TEMPO.CO, Jakarta - Menteri Keuangan Sri Mulyani Indrawati mengatakan stabilitas sistem keuangan triwulan II 2017 dalam kondisi normal. "Ekonomi tetap berjalan baik," kata dia di kantornya, Jumat, 28 Juli 2017. Namun Indonesia dinilai tetap harus waspada.

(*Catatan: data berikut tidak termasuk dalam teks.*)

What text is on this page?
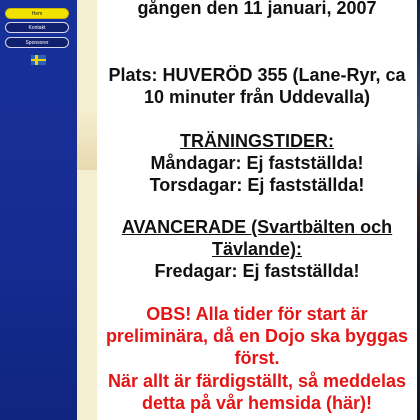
Hem
Kontakt
Sponsorer
gången den 11 januari, 2007
Plats: HUVERÖD 355 (Lane-Ryr, ca
10 minuter från Uddevalla)
TRÄNINGSTIDER:
Måndagar: Ej fastställda!
Torsdagar: Ej fastställda!
AVANCERADE (Svartbälten och
Tävlande):
Fredagar: Ej fastställda!
OBS! Alla tider för start är
preliminära, då en Dojo ska byggas
först.
När allt är färdigställt, så meddelas
detta på vår hemsida (här)!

Kondisi sektor keuangan dinyatakan dalam kondisi stabil setelah dia bersama Komite Stabilitas Sistem Keuangan (KSSK) menggelar rapat berkala di Lembaga Penjamin Simpanan (LPS), Kamis, 27 Juli 2017. Selain Sri Mulyani, rapat dihadiri oleh Gubernur Bank Indonesia, Ketua Dewan Komisioner LPS, dan Ketua Dewan Komisioner Otoritas Jasa Keuangan (OJK) yang baru dilantik.

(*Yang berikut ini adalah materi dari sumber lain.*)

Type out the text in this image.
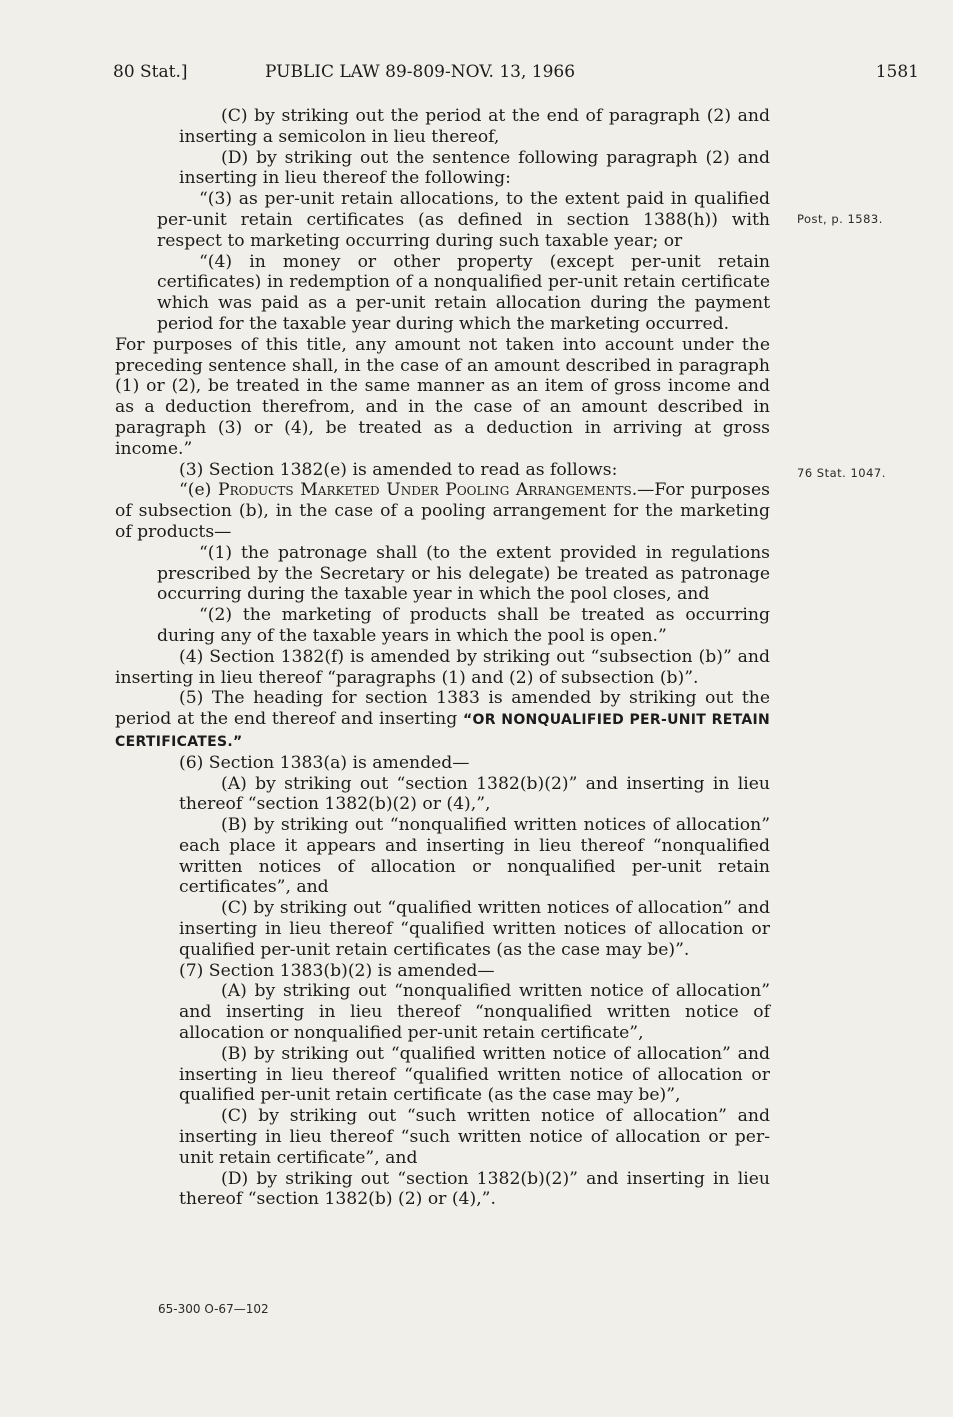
80 Stat.]	PUBLIC LAW 89-809-NOV. 13, 1966	1581

(C) by striking out the period at the end of paragraph (2) and inserting a semicolon in lieu thereof,

(D) by striking out the sentence following paragraph (2) and inserting in lieu thereof the following:

“(3) as per-unit retain allocations, to the extent paid in qualified per-unit retain certificates (as defined in section 1388(h)) with respect to marketing occurring during such taxable year; or

“(4) in money or other property (except per-unit retain certificates) in redemption of a nonqualified per-unit retain certificate which was paid as a per-unit retain allocation during the payment period for the taxable year during which the marketing occurred.

For purposes of this title, any amount not taken into account under the preceding sentence shall, in the case of an amount described in paragraph (1) or (2), be treated in the same manner as an item of gross income and as a deduction therefrom, and in the case of an amount described in paragraph (3) or (4), be treated as a deduction in arriving at gross income.”

(3) Section 1382(e) is amended to read as follows:

“(e) Products Marketed Under Pooling Arrangements.—For purposes of subsection (b), in the case of a pooling arrangement for the marketing of products—

“(1) the patronage shall (to the extent provided in regulations prescribed by the Secretary or his delegate) be treated as patronage occurring during the taxable year in which the pool closes, and

“(2) the marketing of products shall be treated as occurring during any of the taxable years in which the pool is open.”

(4) Section 1382(f) is amended by striking out “subsection (b)” and inserting in lieu thereof “paragraphs (1) and (2) of subsection (b)”.

(5) The heading for section 1383 is amended by striking out the period at the end thereof and inserting “OR NONQUALIFIED PER-UNIT RETAIN CERTIFICATES.”

(6) Section 1383(a) is amended—

(A) by striking out “section 1382(b)(2)” and inserting in lieu thereof “section 1382(b)(2) or (4),”,

(B) by striking out “nonqualified written notices of allocation” each place it appears and inserting in lieu thereof “nonqualified written notices of allocation or nonqualified per-unit retain certificates”, and

(C) by striking out “qualified written notices of allocation” and inserting in lieu thereof “qualified written notices of allocation or qualified per-unit retain certificates (as the case may be)”.

(7) Section 1383(b)(2) is amended—

(A) by striking out “nonqualified written notice of allocation” and inserting in lieu thereof “nonqualified written notice of allocation or nonqualified per-unit retain certificate”,

(B) by striking out “qualified written notice of allocation” and inserting in lieu thereof “qualified written notice of allocation or qualified per-unit retain certificate (as the case may be)”,

(C) by striking out “such written notice of allocation” and inserting in lieu thereof “such written notice of allocation or per-unit retain certificate”, and

(D) by striking out “section 1382(b)(2)” and inserting in lieu thereof “section 1382(b) (2) or (4),”.

Post, p. 1583.
76 Stat. 1047.
65-300 O-67—102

Simak: Utang Naik Rp 34 Triliun, Kemenkeu: Untuk Belanja Produktif
Sri Mulyani mengatakan, kondisi normal terlihat berdasarkan hasil pemantauan dan penilaian terhadap perkembangan moneter, fiskal, makroprudensial, dan sistem pembayaran. Faktor lainnya adalah pasar modal, pasar Surat Berharga Negara (SBN), perbankan, lembaga keuangan non bank dan penjaminan simpanan.
Stabilitas sistem keuangan ditopang oleh fundamental ekonomi yang terjaga baik, seperti deflasi harga pangan. Inflasi pada masa lebaran yang relatif rendah dibandingkan tahun sebelumnya juga mejadi salah satu indikatornya. Contoh lainnya, Sri Mulyani melanjutkan, adalah peningkatan jumlah rekening simpanan yang signifikan serta penerimaan perpajakan pada semester I yang relatif stabil.
KSSK menyatakan terdapat beberapa potensi risiko, baik dari luar maupun dalam negeri. Dari sisi eksternal, Sri Mulyani menuturkan, kebijakan bank sentral Amerika, Federal Reserve, menjadi perhatian. The Fed berencana kembali menaikkan suku bunganya, Fed Fund Rate. The Fed juga berencana mengurangi besaran neracanya.
Sri Mulyani mengatakan, ketidakpastian arah kebijakan fiskal Amerika juga perlu diwaspadai. Selain itu, tekanan harga komoditas terutama minyak mentah dan dinamika geopolitik global serta regional juga jadi perhatian.
Dari dalam negeri, KSSK mencermati indikasi dari kegiatan ritel yang kurang sesuai dengan yang diharapkan. Dampak penyesuaian harga listrik 900 VA serta pertumbuhan kredit dan risiko kredit juga masih perlu menjadi perhatian Sri Mulyani.